In conventional plants the bacterial sludge is drained and fouled in fouling towers over weeks. There, methane is produced, which can be transferred into electrical energy. A wastewater treatment plant like the one in Düren, Germany, is capable of producing up to 60% of their energy household with fouling. (See Sewage Treatment plant)

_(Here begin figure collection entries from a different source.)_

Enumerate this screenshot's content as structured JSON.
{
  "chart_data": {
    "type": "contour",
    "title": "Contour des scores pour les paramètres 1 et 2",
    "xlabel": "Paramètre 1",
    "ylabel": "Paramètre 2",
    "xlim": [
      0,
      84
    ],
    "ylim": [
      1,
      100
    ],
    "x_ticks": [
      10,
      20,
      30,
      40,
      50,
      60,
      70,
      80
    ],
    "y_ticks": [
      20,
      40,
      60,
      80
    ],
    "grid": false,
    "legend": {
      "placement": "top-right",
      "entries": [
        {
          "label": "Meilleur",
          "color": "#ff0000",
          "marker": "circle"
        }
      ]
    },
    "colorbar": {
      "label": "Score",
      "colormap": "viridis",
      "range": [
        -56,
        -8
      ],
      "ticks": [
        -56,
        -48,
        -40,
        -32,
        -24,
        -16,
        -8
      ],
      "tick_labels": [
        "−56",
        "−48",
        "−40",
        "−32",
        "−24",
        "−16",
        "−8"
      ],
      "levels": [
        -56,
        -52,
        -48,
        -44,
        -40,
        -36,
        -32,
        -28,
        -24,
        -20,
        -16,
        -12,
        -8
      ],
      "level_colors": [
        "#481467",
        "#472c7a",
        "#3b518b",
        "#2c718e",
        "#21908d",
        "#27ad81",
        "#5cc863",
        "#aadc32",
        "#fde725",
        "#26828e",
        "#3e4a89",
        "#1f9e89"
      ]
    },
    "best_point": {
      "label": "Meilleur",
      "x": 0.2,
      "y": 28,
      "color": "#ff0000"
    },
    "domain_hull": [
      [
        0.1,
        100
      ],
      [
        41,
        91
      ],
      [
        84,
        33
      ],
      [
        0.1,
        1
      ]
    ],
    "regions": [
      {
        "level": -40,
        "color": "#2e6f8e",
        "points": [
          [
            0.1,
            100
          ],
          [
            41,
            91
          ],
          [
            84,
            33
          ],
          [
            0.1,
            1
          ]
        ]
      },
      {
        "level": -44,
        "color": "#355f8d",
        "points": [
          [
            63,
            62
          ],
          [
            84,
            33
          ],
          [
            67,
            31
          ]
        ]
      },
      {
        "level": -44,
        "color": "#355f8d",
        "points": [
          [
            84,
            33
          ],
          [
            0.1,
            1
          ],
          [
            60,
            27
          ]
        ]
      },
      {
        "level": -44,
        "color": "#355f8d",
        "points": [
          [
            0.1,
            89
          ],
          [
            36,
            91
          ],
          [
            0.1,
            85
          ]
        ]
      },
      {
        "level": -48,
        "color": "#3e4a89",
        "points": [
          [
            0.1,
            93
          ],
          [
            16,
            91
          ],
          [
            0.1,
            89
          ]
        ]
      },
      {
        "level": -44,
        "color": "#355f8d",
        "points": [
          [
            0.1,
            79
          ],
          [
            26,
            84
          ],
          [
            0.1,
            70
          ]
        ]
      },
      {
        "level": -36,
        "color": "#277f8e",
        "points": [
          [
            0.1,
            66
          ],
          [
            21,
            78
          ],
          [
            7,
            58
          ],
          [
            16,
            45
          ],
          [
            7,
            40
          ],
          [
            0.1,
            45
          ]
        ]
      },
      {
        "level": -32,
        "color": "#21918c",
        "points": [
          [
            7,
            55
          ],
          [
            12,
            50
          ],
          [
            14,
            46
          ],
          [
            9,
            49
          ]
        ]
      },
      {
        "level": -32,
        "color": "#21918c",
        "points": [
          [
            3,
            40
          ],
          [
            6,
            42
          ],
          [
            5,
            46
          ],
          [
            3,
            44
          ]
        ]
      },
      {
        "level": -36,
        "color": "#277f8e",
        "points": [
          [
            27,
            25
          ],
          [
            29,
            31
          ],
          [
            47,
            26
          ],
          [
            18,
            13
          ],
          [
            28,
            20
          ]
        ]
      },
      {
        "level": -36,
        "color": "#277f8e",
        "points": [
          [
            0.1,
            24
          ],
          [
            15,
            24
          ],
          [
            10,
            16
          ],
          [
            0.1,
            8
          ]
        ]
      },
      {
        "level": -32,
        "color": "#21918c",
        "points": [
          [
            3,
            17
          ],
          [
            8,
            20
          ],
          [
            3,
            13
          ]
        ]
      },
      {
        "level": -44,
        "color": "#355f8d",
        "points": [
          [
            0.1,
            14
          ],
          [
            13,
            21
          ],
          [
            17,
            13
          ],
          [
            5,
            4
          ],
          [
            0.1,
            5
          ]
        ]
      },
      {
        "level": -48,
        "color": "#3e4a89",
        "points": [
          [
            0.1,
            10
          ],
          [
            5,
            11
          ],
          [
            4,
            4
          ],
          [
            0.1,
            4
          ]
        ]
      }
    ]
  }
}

Yeast is an optimal nutrient for these bacteria. Cases in wastewater treatment plants in Germany have shown that yeast added to the fouling tower significantly enhanced the energy production. We take advantage of the high nutritional value of Salt Vaults to enhance energy production. Substances like H2S disturb the gas production of bacteria, NaCl or heavy metals on the other side do not have impact on the fouling. These effects support our application for enhanced energy production. However, with our vision of microbial supercollectors for various kinds of pollutants, the possibility of fouling should be discussed for every specific kind of pollutant.
Most wastewater treatment plants, like the one in Aachen (Link: IHP sewage treatment plant), have traces of heavy metals in their fouling sludge, therefore the sludge is burned after fouling. Industrial plants, like the one at the Chemelot Industrial Site in the Netherlands (Link: sewage treatment plant) burn the sludge directly without fouling, telling us that burning is a well-established method to handle the cells after water treatment. Burning of Salt Vaults leaves behind dry salt. This salt, like heavy metals, has to be stored permanently after burning. Depending on the purity of the salt, it could be re-used for industrial processes. An example is chloride chemistry, where chloride is needed as a central molecule.